AES encryption algorithm
AES is an internationally standardized block encryption algorithm, supporting 128, 192, and 256-bit keys. Common encryption modes include:
- ECB: Electronic Codebook mode
- CBC: Cipher Block Chaining mode
- CFB: Cipher Feedback mode
- OFB: Output Feedback mode
- CTR: Counter mode
More ISO/IEC encryption algorithms
More ISO/IEC encryption algorithms include:
- ISO/IEC 14888-3/AMD1 (i.e., SM2): Asymmetric encryption, based on ECC, outperforms RSA.
- ISO/IEC 10118-3:2018 (i.e., SM3): Message digest algorithm, similar to MD5, outputs 256 bits.
- ISO/IEC 18033-3:2010/AMD1:2021 (i.e., SM4): Symmetric encryption algorithm for wireless LAN standards, supports 128-bit keys and block lengths.
User instructions
Before using the TDE feature, ensure the following conditions are met:
- Install OpenSSL: OpenSSL is expected to be installed on the Cloudberry Database node. Typically, Linux distributions come with OpenSSL pre-installed.
- Cloudberry Database version: Make sure your Cloudberry Database version is not less than v1.6.0, which is when TDE support was introduced.

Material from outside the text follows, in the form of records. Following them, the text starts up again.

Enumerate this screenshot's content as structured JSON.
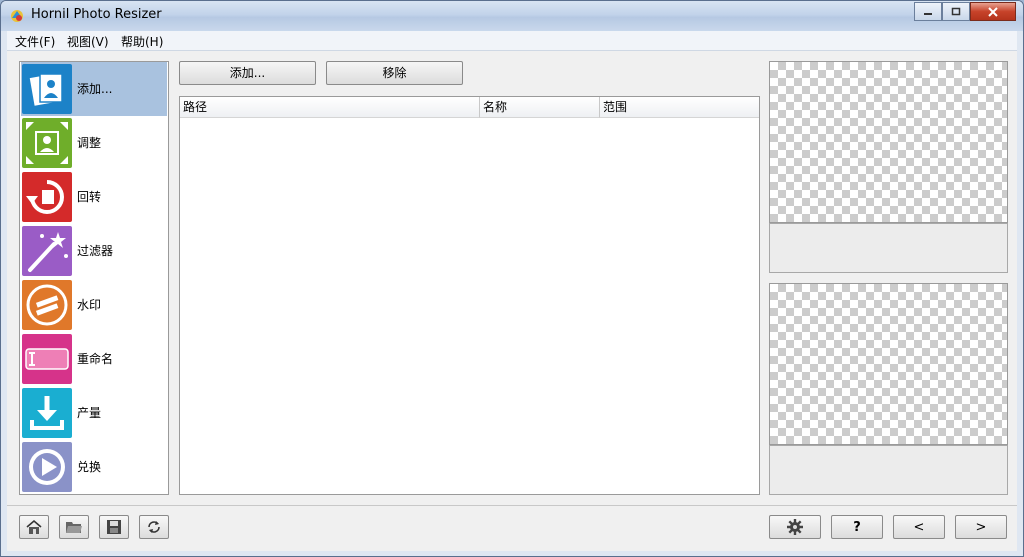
{
  "window": {
    "title": "Hornil Photo Resizer"
  },
  "menu": [
    {
      "label": "文件(F)"
    },
    {
      "label": "视图(V)"
    },
    {
      "label": "帮助(H)"
    }
  ],
  "sidebar": {
    "items": [
      {
        "label": "添加...",
        "icon": "add-photo-icon",
        "color": "#1c82c8"
      },
      {
        "label": "调整",
        "icon": "resize-icon",
        "color": "#6fae2a"
      },
      {
        "label": "回转",
        "icon": "rotate-icon",
        "color": "#d42a2a"
      },
      {
        "label": "过滤器",
        "icon": "magic-wand-icon",
        "color": "#9a5cc6"
      },
      {
        "label": "水印",
        "icon": "watermark-icon",
        "color": "#e0782a"
      },
      {
        "label": "重命名",
        "icon": "rename-icon",
        "color": "#d6338a"
      },
      {
        "label": "产量",
        "icon": "output-download-icon",
        "color": "#1aaed1"
      },
      {
        "label": "兑换",
        "icon": "convert-play-icon",
        "color": "#8a92c8"
      }
    ]
  },
  "toolbar": {
    "add_label": "添加...",
    "remove_label": "移除"
  },
  "table": {
    "columns": [
      "路径",
      "名称",
      "范围"
    ],
    "rows": []
  },
  "bottom": {
    "left_buttons": [
      "home-icon",
      "open-folder-icon",
      "save-icon",
      "refresh-icon"
    ],
    "help_label": "?",
    "prev_label": "<",
    "next_label": ">"
  }
}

When deploying Cloudberry Database, you can enable the TDE feature through settings, making all subsequent data encryption operations completely transparent to users. To enable TDE during database initialization, use the gpinitsystem
command with the -T
parameter. Cloudberry Database supports two encryption algorithms: AES and SM4. Here are examples of enabling TDE:
-
Using the AES256 encryption algorithm:
gpinitsystem -c gpinitsystem_config -T AES256
-
Using the SM4 encryption algorithm:
gpinitsystem -c gpinitsystem_config -T SM4
Verify TDE effectiveness
The transparent data encryption feature is invisible to users, meaning that enabling or disabling this feature does not affect the user experience during read and write operations. However, to verify the effectiveness of encryption, you can simulate a key file loss scenario and ensure that the database cannot start without the key file by following these steps.
The key file is located on the Coordinator node. To locate the key file, first find the data directory of the Coordinator node. For example:
COORDINATOR_DATA_DIRECTORY=/home/gpadmin/work/data0/master/gpseg-1
Then, find the key files:
$ pwd
/home/gpadmin/work/data0/master/gpseg-1
$ ls -l pg_cryptokeys/live/
total 8
-rw------- 1 gpadmin gpadmin 48 Apr 12 10:26 relation.wkey
-rw------- 1 gpadmin gpadmin 48 Apr 12 10:26 wal.wkey
The relation.wkey
file is the key used to encrypt data files, while the wal.wkey
file is used to encrypt WAL logs. Currently, only relation.wkey
is active; the WAL logs are not yet encrypted.
Verification process
-
Create a table and insert data.
-
Create an append-only (AO) table and insert data:
postgres=# create table ao2 (id int) with(appendonly=true);
postgres=# insert into ao2 select generate_series(1,10); -
Ensure the data has been successfully inserted.
-
-
Stop the database.
gpstop -a
-
Simulate key file loss.
-
Switch to the directory where the key files are stored:
cd /home/gpadmin/work/data0/master/gpseg-1/pg_cryptokeys/
-
Move the key files to another directory (to simulate key file loss):
mv live backup
-
-
Attempt to start the database.
-
Start the database using the
gpstart
command:gpstart -a
The database will fail to start because of the missing key files. You will see an error in the database logs on the Coordinator node, similar to the following:
FATAL: cluster has no data encryption keys
This confirms that the database cannot start without the key files, ensuring data security.
-
-
Restore the key files by moving the previously backed-up key files back to the original directory:
mv backup live
-
Restart the database and verify the data.
-
Start the database again using the
gpstart
command:gpstart -a
-
Once the database has successfully started, query the
ao2
table to verify the data:postgres=# select * from ao2 order by id;
id
----
1
2
3
4
5
6
7
8
9
10
(10 rows)
-
By following these steps, you can verify the effectiveness of the transparent data encryption feature, ensuring that the database cannot start without the key files, thus securing the data at rest.